版权声明:本文为博主原创文章,未经博主允许不得转载。 https://blog.csdn.net/mobius_strip/article/details/84859847
题目
计算多项式乘法,按照x的递减,y的递增序输出。
分析
模拟。这里分成三个部分:1.将字符串分解成不同的单元(axmyn为一个单元)构成的多项式;2.计算乘法,并且排序,合并同类项;3.按照特定格式输出。
说明
注意系数和指数为0的情况。。。
#include <stdio.h>
#include <stdlib.h>
#include <string.h>
const int _max_item_size = 1000;
typedef struct _item
{
int number;
int x_power;
int y_power;
_item *next;
}item;
item Item[_max_item_size];
int item_size = 0;
item* get_item(char buf[], int &index)
{
if (!buf[index]) return NULL;
int sign = 1;
if (buf[index] == '-') {
sign = -1;
index ++;
} else if (buf[index] == '+')
index ++;
Item[item_size].number = 0;
while (buf[index] >= '0' && buf[index] <= '9')
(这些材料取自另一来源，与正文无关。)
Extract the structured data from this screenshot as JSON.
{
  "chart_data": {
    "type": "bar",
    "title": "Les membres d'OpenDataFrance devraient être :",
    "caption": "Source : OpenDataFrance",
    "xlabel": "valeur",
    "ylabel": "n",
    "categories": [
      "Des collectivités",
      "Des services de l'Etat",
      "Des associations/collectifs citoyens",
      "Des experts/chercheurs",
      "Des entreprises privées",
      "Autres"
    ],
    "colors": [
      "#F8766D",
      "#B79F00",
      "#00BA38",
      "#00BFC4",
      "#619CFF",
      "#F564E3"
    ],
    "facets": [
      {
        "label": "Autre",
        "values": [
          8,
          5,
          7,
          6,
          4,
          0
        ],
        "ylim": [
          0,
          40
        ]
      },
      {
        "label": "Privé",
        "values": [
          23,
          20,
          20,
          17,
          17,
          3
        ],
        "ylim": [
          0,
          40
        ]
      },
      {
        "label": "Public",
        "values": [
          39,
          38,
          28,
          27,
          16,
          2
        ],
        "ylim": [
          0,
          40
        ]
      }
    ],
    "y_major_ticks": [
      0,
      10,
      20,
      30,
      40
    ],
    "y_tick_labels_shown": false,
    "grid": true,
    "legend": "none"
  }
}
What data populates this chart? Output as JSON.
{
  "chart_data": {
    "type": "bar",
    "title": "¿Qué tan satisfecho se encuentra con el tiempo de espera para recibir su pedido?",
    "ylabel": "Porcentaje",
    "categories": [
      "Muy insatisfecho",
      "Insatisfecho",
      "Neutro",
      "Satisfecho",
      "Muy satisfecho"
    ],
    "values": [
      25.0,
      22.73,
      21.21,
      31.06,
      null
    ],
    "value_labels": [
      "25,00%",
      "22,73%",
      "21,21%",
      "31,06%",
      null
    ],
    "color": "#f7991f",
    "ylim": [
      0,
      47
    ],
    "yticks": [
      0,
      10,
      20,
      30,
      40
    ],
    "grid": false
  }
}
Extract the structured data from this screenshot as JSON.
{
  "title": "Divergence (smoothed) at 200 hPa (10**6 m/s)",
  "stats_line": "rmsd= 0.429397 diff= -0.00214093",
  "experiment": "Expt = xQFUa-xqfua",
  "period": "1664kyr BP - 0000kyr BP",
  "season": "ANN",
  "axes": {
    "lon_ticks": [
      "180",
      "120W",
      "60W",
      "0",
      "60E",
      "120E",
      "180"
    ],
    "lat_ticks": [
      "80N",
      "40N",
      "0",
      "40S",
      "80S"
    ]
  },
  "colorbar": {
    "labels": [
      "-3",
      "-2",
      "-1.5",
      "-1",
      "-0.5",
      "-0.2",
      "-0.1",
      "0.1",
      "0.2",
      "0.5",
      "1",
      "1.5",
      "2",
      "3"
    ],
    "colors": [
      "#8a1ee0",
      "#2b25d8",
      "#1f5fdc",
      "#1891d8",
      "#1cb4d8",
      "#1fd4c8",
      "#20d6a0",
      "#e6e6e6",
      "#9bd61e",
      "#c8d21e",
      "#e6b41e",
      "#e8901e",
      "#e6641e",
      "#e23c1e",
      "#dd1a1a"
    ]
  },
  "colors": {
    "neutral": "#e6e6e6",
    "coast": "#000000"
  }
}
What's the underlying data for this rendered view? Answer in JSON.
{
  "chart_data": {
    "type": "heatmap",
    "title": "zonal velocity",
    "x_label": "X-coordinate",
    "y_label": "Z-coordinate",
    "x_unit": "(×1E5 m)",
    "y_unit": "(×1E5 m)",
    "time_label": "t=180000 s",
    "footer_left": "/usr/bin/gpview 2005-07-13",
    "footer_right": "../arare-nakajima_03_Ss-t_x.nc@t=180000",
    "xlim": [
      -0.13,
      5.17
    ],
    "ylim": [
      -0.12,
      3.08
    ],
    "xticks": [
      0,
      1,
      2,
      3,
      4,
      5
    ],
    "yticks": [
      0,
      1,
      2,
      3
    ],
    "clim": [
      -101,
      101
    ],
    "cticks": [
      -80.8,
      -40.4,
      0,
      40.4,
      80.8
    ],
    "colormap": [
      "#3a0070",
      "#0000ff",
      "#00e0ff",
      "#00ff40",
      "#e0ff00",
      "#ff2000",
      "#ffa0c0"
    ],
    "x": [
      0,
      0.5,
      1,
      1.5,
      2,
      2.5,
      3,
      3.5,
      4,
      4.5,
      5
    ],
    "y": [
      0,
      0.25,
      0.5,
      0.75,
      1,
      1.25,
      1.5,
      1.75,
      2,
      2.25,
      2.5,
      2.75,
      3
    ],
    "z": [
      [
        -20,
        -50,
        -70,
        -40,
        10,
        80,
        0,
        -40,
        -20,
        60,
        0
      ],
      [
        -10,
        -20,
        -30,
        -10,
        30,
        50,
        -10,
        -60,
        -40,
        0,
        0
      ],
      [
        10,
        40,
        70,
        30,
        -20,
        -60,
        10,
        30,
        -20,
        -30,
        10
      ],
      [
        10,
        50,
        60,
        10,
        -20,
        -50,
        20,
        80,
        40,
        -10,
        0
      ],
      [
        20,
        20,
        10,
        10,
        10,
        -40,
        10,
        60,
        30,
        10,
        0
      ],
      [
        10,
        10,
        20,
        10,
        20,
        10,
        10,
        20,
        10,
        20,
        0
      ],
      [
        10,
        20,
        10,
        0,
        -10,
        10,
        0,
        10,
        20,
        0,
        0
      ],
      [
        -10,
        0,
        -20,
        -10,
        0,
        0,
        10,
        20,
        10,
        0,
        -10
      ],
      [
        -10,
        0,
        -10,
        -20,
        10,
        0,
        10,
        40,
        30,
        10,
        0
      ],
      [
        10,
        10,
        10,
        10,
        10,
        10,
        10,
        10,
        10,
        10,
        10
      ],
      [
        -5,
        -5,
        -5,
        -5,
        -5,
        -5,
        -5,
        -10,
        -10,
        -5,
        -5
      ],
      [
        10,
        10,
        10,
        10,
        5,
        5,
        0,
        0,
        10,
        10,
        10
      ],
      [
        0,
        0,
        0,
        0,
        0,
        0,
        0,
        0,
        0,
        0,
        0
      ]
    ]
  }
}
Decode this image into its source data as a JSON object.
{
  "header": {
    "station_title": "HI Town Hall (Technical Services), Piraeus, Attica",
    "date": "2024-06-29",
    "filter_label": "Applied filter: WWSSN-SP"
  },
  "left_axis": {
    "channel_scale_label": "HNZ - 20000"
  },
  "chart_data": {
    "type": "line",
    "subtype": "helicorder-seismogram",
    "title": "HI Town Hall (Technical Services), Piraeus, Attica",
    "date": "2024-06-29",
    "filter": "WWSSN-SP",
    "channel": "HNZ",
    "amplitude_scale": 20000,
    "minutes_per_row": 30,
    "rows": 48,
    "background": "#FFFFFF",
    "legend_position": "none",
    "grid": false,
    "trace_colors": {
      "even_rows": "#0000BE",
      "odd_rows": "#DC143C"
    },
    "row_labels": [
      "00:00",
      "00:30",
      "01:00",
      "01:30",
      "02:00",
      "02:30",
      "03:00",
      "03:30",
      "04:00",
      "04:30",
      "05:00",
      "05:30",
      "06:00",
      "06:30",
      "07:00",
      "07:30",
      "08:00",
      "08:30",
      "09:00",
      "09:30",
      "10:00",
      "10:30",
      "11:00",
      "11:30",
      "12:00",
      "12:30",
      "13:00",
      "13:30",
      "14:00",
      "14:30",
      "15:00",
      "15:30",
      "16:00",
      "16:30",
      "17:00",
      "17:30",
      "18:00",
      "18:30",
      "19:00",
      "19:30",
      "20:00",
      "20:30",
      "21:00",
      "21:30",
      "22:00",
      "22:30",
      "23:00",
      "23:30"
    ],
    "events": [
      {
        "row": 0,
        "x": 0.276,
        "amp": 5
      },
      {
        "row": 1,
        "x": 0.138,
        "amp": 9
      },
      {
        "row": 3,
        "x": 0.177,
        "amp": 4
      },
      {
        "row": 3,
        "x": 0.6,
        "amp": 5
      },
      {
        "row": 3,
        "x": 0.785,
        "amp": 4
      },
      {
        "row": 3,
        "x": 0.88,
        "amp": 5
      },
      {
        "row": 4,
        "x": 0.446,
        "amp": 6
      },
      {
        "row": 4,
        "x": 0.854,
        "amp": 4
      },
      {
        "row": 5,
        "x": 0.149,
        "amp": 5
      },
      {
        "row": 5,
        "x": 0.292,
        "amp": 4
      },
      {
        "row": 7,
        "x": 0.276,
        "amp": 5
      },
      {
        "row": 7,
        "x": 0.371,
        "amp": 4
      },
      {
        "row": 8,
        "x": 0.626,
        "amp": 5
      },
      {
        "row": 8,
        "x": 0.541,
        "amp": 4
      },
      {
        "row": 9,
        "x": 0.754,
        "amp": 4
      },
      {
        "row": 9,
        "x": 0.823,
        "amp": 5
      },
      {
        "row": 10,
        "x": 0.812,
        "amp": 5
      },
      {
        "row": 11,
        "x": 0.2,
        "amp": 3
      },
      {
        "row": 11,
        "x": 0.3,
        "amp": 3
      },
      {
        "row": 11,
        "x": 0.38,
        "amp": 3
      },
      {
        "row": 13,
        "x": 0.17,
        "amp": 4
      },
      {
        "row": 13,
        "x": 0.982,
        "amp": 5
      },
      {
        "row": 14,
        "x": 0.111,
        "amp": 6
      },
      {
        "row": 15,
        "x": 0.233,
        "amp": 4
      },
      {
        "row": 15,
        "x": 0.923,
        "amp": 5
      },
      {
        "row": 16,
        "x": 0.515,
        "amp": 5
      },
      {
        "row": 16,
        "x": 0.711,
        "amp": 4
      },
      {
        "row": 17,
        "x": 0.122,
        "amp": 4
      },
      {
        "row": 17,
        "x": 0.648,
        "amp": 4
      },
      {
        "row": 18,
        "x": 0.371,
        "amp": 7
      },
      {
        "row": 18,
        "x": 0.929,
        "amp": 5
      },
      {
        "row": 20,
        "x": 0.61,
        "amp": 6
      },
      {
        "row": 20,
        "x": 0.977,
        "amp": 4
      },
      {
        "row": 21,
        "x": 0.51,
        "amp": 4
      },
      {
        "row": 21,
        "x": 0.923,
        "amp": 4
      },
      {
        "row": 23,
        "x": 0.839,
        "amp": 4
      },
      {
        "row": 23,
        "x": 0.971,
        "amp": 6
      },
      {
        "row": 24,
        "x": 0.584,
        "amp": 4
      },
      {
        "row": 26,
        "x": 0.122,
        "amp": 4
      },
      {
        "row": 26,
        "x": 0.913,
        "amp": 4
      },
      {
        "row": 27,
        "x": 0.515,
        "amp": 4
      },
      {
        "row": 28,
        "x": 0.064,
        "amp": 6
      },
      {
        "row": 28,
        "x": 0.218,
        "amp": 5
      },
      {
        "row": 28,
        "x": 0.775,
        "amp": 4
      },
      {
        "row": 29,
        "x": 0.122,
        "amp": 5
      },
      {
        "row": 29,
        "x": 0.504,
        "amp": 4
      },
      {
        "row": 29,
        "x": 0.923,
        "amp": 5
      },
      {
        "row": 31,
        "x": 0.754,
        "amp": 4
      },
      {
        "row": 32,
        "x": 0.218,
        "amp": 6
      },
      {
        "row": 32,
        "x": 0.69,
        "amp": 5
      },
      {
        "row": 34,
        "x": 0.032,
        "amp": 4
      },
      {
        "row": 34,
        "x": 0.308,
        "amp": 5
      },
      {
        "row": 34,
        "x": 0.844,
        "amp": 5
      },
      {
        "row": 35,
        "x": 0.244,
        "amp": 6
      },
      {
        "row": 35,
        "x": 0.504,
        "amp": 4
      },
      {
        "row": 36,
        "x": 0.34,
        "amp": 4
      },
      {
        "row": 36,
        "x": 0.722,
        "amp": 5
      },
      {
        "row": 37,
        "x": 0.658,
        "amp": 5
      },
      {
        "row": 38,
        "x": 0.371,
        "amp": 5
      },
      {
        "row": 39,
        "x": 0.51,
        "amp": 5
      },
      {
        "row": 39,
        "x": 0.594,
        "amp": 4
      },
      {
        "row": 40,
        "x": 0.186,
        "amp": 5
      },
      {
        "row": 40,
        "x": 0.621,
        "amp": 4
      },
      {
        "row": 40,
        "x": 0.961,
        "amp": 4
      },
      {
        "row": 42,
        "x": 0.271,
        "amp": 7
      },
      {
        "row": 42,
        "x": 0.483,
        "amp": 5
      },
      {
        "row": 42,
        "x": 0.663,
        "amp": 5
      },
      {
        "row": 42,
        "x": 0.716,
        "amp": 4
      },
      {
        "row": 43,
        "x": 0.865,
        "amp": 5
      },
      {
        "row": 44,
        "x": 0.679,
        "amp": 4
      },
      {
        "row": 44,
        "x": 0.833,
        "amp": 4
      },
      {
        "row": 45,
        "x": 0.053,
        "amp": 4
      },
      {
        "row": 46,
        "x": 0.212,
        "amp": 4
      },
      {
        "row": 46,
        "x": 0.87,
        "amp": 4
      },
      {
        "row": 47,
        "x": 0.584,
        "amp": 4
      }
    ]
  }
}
Item[item_size].number = Item[item_size].number*10 + buf[index ++] - '0';
Item[item_size].number = Item[item_size].number * sign;
Item[item_size].x_power = 0;
Item[item_size].y_power = 0;
for (int k = 0; k < 2; ++ k) {
if (buf[index] == 'x' || buf[index] == 'y') {
char ch = buf[index ++];
int number = 0;
while (buf[index] >= '0' && buf[index] <= '9')
number = number*10 + buf[index ++] - '0';
if (number == 0 && buf[index-1] != '0')
number = 1;
if (ch == 'x')
Item[item_size].x_power = number;
else if (ch == 'y')
Item[item_size].y_power = number;
} else break;
if (Item[item_size].number == 0)
Item[item_size].number = 1 * sign;
}
Item[item_size].next = NULL;
return &Item[item_size ++];
}
typedef struct _polynomial
{
item *item_list;
int size;
}polynomial;
polynomial Polynomial[3];
int polynomial_size;
polynomial* get_polynomial(char buf[])
{
int index = 0;
polynomial* pol = &Polynomial[polynomial_size ++];
pol->size = 0;
pol->item_list = NULL;
item *pi = NULL;
while (pi = get_item(buf, index)) {
pi->next = pol->item_list;
pol->item_list = pi;
pol->size ++;
}
return pol;
}
void swap(int &a, int &b)
{
int c = a;
a = b;
b = c;
}
polynomial* mul_polynomial(polynomial* A, polynomial* B)
{
polynomial* pol = &Polynomial[polynomial_size ++];
pol->size = 0;
pol->item_list = NULL;
for (item* pi = A->item_list; pi; pi = pi->next)
for (item* qi = B->item_list; qi; qi = qi->next) {
Item[item_size].number = pi->number * qi->number;
Item[item_size].x_power = pi->x_power + qi->x_power;
Item[item_size].y_power = pi->y_power + qi->y_power;
Item[item_size].next = pol->item_list;
pol->item_list = &Item[item_size ++];
pol->size ++;
}
// sort
for (item* pi = pol->item_list; pi; pi = pi->next)
for (item* qi = pi->next; qi; qi = qi->next)
if (pi->next && (pi->x_power < qi->x_power
|| (pi->x_power == qi->x_power
&& pi->y_power > qi->y_power))) {
swap(pi->number, qi->number);
swap(pi->x_power, qi->x_power);
swap(pi->y_power, qi->y_power);
}
// combine
for (item* pi = pol->item_list; pi; pi = pi->next)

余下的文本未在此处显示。